Опубликовано: Декабрь 05, 2024
Этот текст представляет собой объяснение на одном из примеров схемы построения веб-аналитики для сайта. На самом деле, существует множество различных инструментов и решений, которые могут быть использованы в зависимости от задач конкретного проекта. Веб-аналитика может включать в себя использование, как различных платформ, так и быть реализована с помощью только одного инструмента, например, Яндекс.Метрика. Важно учитывать особенности каждого проекта и выбирать те инструменты, которые наилучшим образом подходят для достижения поставленных целей. Данная же статья рассматривает один из возможных вариантов и подходов, как пример для иллюстрации.
Ниже представлена схема построения веб-аналитики (выбор инструментов, реализация) на примере данного авторского блога websitelytics.top
Google Tag Manager (GTM) --- это бесплатный инструмент от Google, который позволяет управлять кодом отслеживания на сайте. С его помощью можно добавлять, редактировать и удалять коды отслеживания без вмешательства в исходный код сайта. GTM позволяет управлять различными метками, такими как Google Analytics, Яндекс.Метрика и другими.
Пример настройки тегов внутри Google Tag Manager для Google Analytics и Яндекс.Метрики на сайте websitelytics.top:
Google Analytics --- это аналитический сервис от Google, который предоставляет подробную статистику о посещаемости сайта. С его помощью можно узнать, сколько активных пользователей на сайте, откуда они пришли, какие страницы просмотрели, получить сегментированные отчеты и многое другое.

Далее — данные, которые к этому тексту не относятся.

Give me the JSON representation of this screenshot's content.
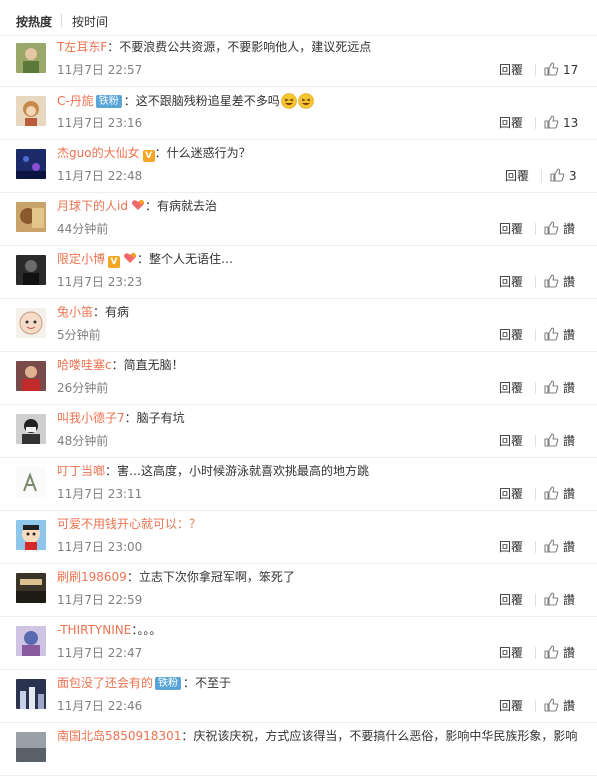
{
  "sort": {
    "hot": "按热度",
    "time": "按时间"
  },
  "reply_label": "回覆",
  "like_label": "讚",
  "colors": {
    "username": "#eb7350",
    "fans_badge": "#5aa5d8",
    "vip_badge": "#f5a623"
  },
  "comments": [
    {
      "user": "T左耳东F",
      "text": "不要浪费公共资源，不要影响他人，建议死远点",
      "time": "11月7日 22:57",
      "likes": "17",
      "avatar": "person-green"
    },
    {
      "user": "C-丹旎",
      "fans_badge": "铁粉",
      "text": "这不跟脑残粉追星差不多吗",
      "emoji": "laughing-emoji",
      "time": "11月7日 23:16",
      "likes": "13",
      "avatar": "doll"
    },
    {
      "user": "杰guo的大仙女",
      "vip": "V",
      "text": "什么迷惑行为？",
      "time": "11月7日 22:48",
      "likes": "3",
      "avatar": "night-blue"
    },
    {
      "user": "月球下的人id",
      "heart": true,
      "text": "有病就去治",
      "time": "44分钟前",
      "likes": "",
      "avatar": "warm-brown"
    },
    {
      "user": "限定小博",
      "vip": "V",
      "heart": true,
      "text": "整个人无语住…",
      "time": "11月7日 23:23",
      "likes": "",
      "avatar": "dark-figure"
    },
    {
      "user": "兔小笛",
      "text": "有病",
      "time": "5分钟前",
      "likes": "",
      "avatar": "cartoon-face"
    },
    {
      "user": "哈喽哇塞c",
      "text": "简直无脑！",
      "time": "26分钟前",
      "likes": "",
      "avatar": "red-person"
    },
    {
      "user": "叫我小德子7",
      "text": "脑子有坑",
      "time": "48分钟前",
      "likes": "",
      "avatar": "mask-person"
    },
    {
      "user": "叮丁当啷",
      "text": "害…这高度，小时候游泳就喜欢挑最高的地方跳",
      "time": "11月7日 23:11",
      "likes": "",
      "avatar": "sketch"
    },
    {
      "user": "可爱不用钱开心就可以：？",
      "text": "",
      "time": "11月7日 23:00",
      "likes": "",
      "avatar": "crayon-kid"
    },
    {
      "user": "刷刷198609",
      "text": "立志下次你拿冠军啊，笨死了",
      "time": "11月7日 22:59",
      "likes": "",
      "avatar": "dark-scene"
    },
    {
      "user": "-THIRTYNINE",
      "text": "。。。",
      "time": "11月7日 22:47",
      "likes": "",
      "avatar": "blue-portrait"
    },
    {
      "user": "面包没了还会有的",
      "fans_badge": "铁粉",
      "text": "不至于",
      "time": "11月7日 22:46",
      "likes": "",
      "avatar": "night-city"
    },
    {
      "user": "南国北岛5850918301",
      "text": "庆祝该庆祝，方式应该得当，不要搞什么恶俗，影响中华民族形象，影响",
      "time": "",
      "likes": "",
      "avatar": "gray-landscape"
    }
  ]
}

Пример отчёта по источникам трафика в Google Analytics для сайта websitelytics.top:
Яндекс.Метрика --- это сервис от Яндекса, который предоставляет подробную статистику о посещаемости сайта в виде таблиц и графиков. С его помощью можно узнать, сколько людей посетило сайт, откуда они пришли, какие страницы просмотрели, прохождение выбранных воронок, применять фильтры в отчетах и многое другое.
Яндекс Метрика постоянно развивается и добавляет новые возможности для анализа данных. Пример создания воронки для сайта websitelytics.top:
Пример построения отчета о наиболее популярных страницах сайта websitelytics.top с помощью Google Analytics и применением фильтров с ипользованием regex:
Пользователь заполняет и отправляет заявку с сайта или хочет связаться с нами, и для аналитики является важным отслеживание подобных действий. Данные с формы контакта в коде сайте отправляются с помощью команды submit. Однако отслеживание подобного события затруднено тем, что javascript может перехватывать данное действие с помощью команды event.preventDefault() для обработки данных формы. В таком случае специальный триггер Form Submission для отслеживания команды submit в GTM может не срабатывать.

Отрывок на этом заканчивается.